KH Thinks #2 Why Every House Has a Bag of Bags
In praise of Britain’s most universal cupboard secret.
KH Thinks is where I take the strange little behaviours we all do and run them through the lens of Kinetic Humanism.
Every British home is hiding the same shameful relic.
A quiet little confession stored behind a cupboard door.
The Bag of Bags.
You never decide to start one.
You never sit down and plan it.
One day you open a cupboard and discover you have built a small archive of carrier bags that could stock a corner shop.
They are folded, scrunched, looped, tied, or stuffed into one another like Russian dolls filled with environmental guilt.
And the real joke is that you hardly ever use any of them.
We tell ourselves the same comforting lies.
“I will need these.”
“For bin liners.”
“For lunches.”
“For something.”
Yet when the moment arrives, when the bin is full and your hands are full and your mind is full, you still buy a fresh forty pence bag at Tesco because remembering to bring one from home feels like emotional paperwork.
KH Thinks calls this the Inherited Scarcity Reflex.
An instinct carried forward from a time when saving everything made sense for survival.

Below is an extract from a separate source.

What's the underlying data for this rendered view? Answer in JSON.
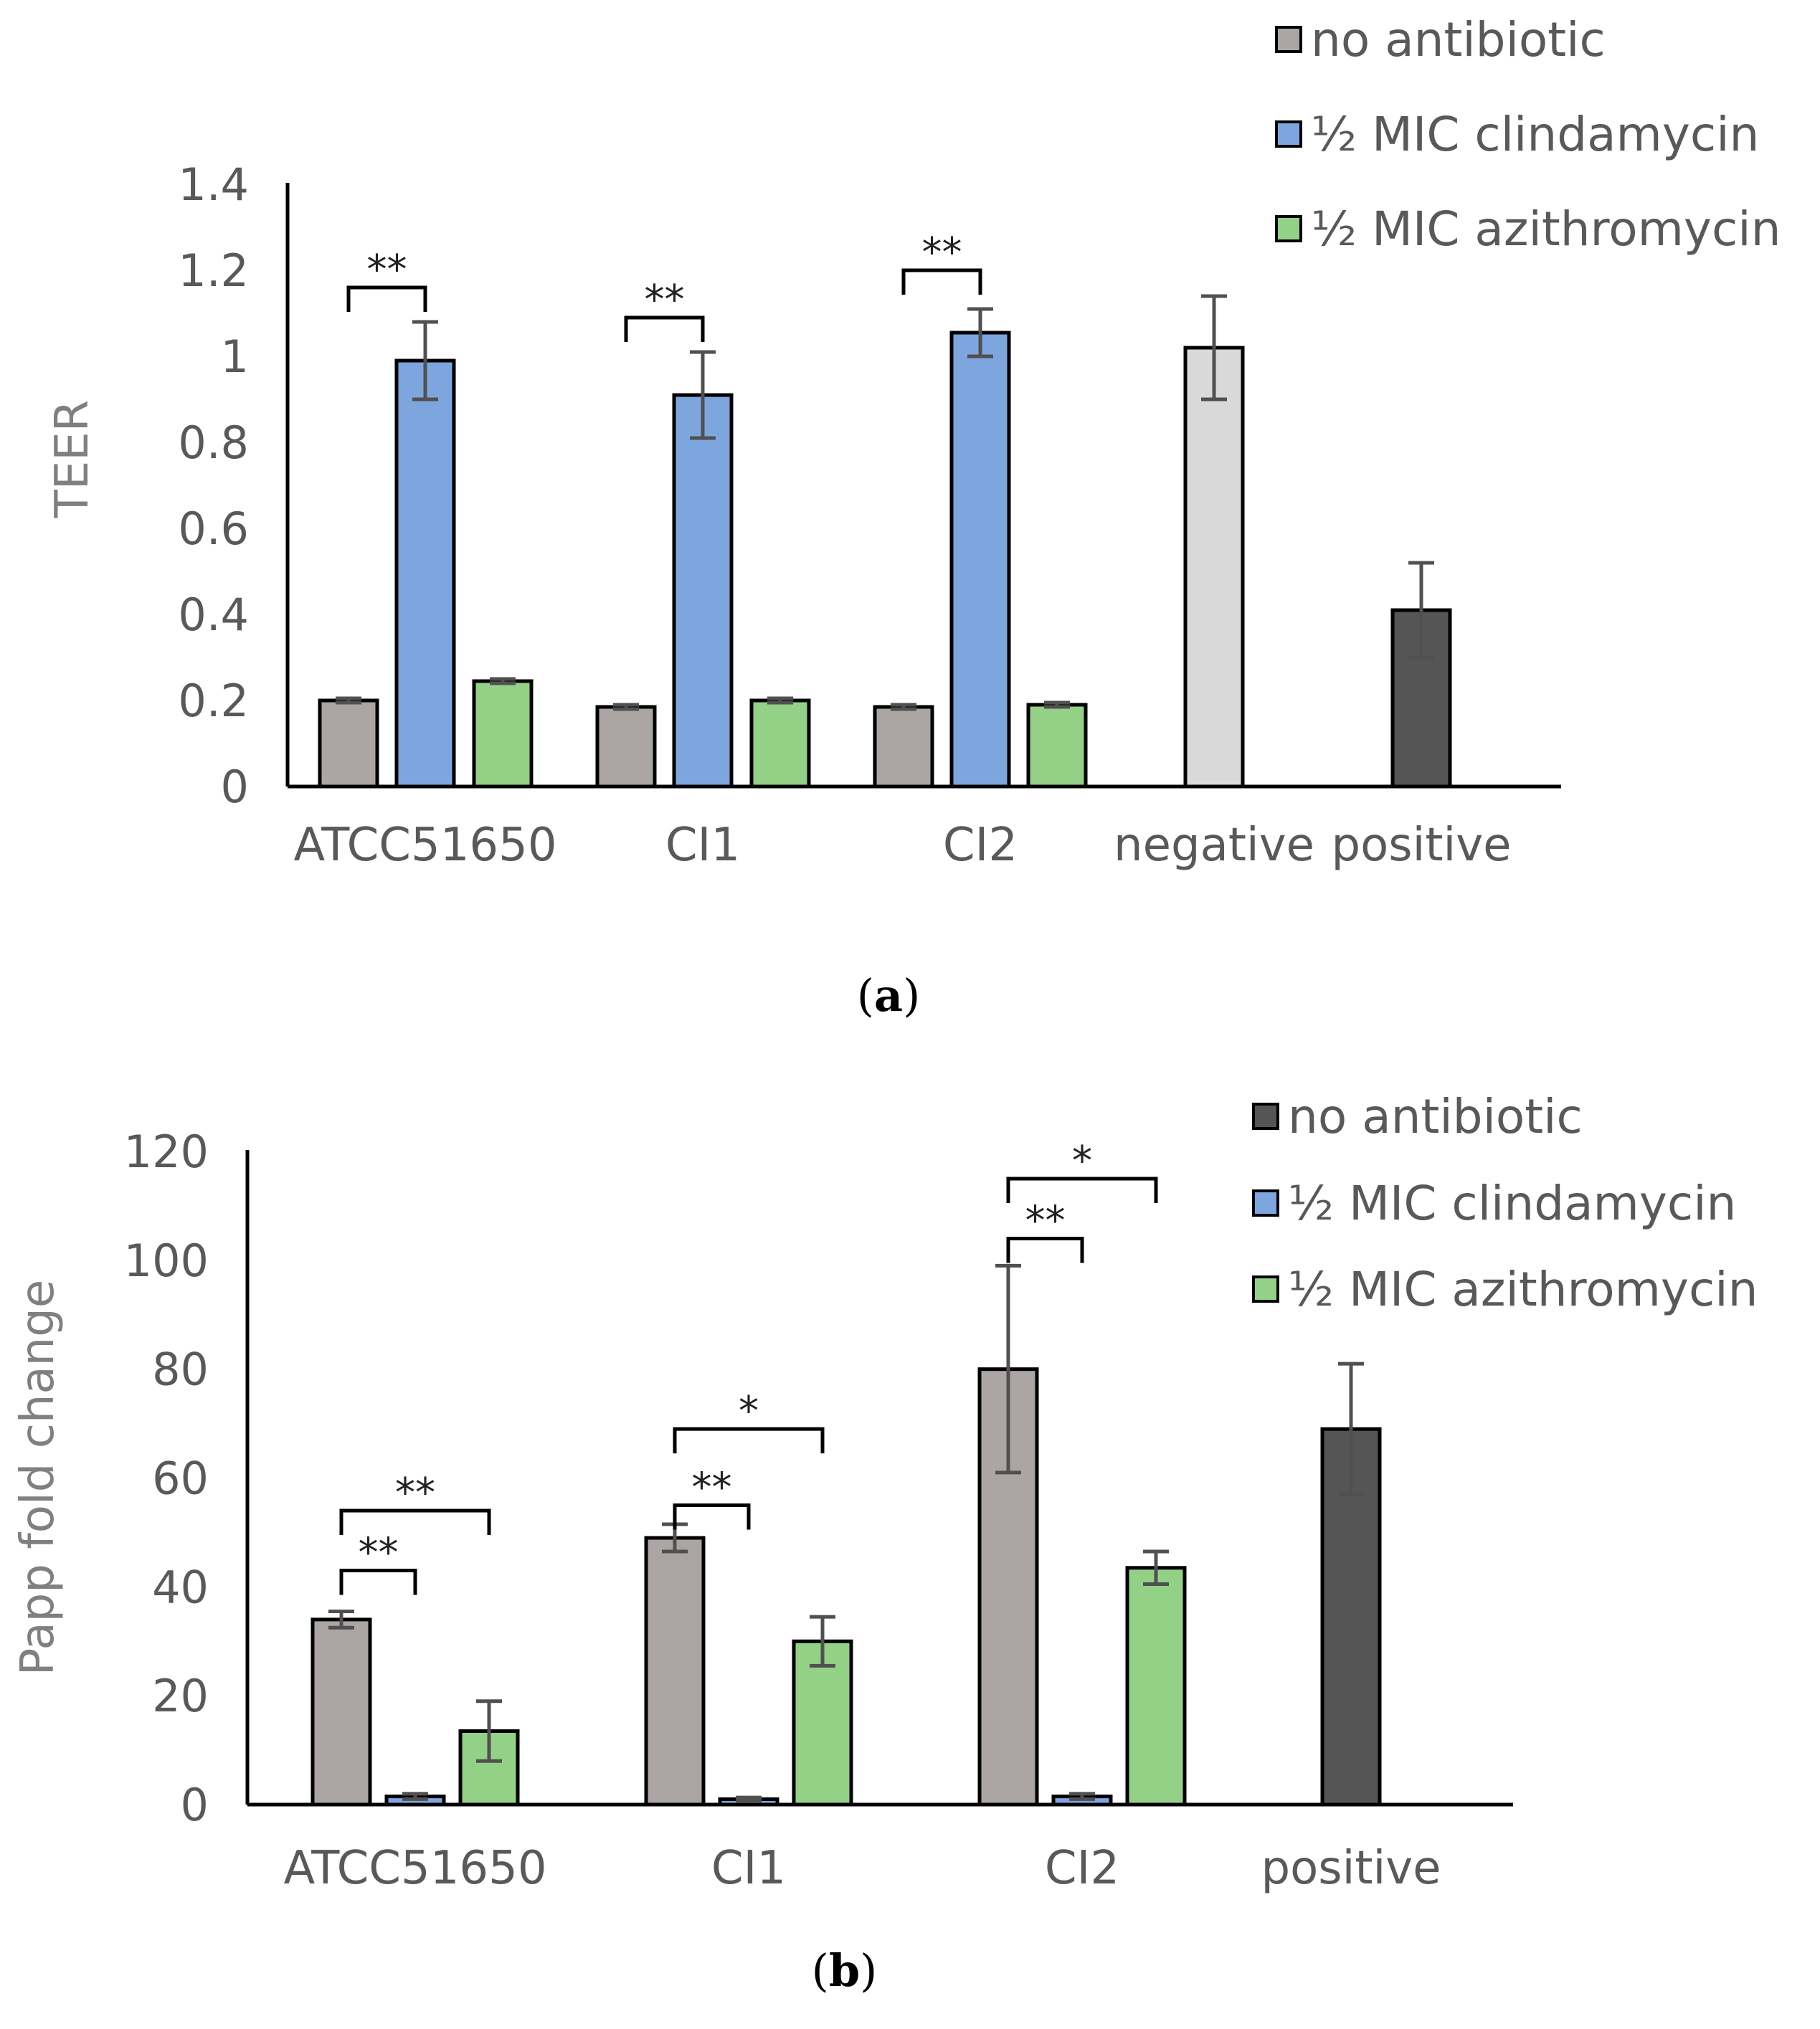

Now it misfires in the form of domestic carrier bag hoarding.
Every Bag of Bags contains its own characters.
The premium Waitrose or John Lewis bag you feel oddly proud of.
The indestructible Co-op bag that has survived weather it should not have.
The Wilko bag that feels like a relic from a fallen civilisation.
And the suspicious bag from a shop you do not recognise and quietly do not trust.
We refuse to throw them away because it feels wasteful.
We do not use them because it feels risky to run out.
So they sit untouched, ageing quietly in the dark beside an appliance we forgot we owned.
The Bag of Bags is not storage.
It is reassurance.
A tiny shrine to “just in case.”
A soft guarantee that if life surprises us, we will at least have the correct number of carrier bags to face it.
Our habits tell stories.
Some of the funniest ones rustle gently behind closed doors.
KH Grade: B+ Behaviour
Highly stable. Mildly compulsive. Emotionally functional.
Low practical value and high psychological coherence.
KH Explanation: Why This Happens
Kinetic Humanism sees the Bag of Bags as a coherence preservation loop.
Awareness spike: “I might need this one day.”
Coherence check: “Would throwing it away feel risky.”
Regulation: fold, stash, store.
Implementation: repeat whenever a fresh bag appears.
Stabilisation: feel prepared even if nothing ever gets used.
Keeping the bags is not logical.
It is protective.
It reduces the tension of uncertainty and gives a feeling of readiness that is much larger than the object itself.
It is motion through reassurance.
A system holding itself together one carrier at a time.
Even in the smallest household absurdities, something inside us is always negotiating safety. Often by keeping bags we have not touched since 2018.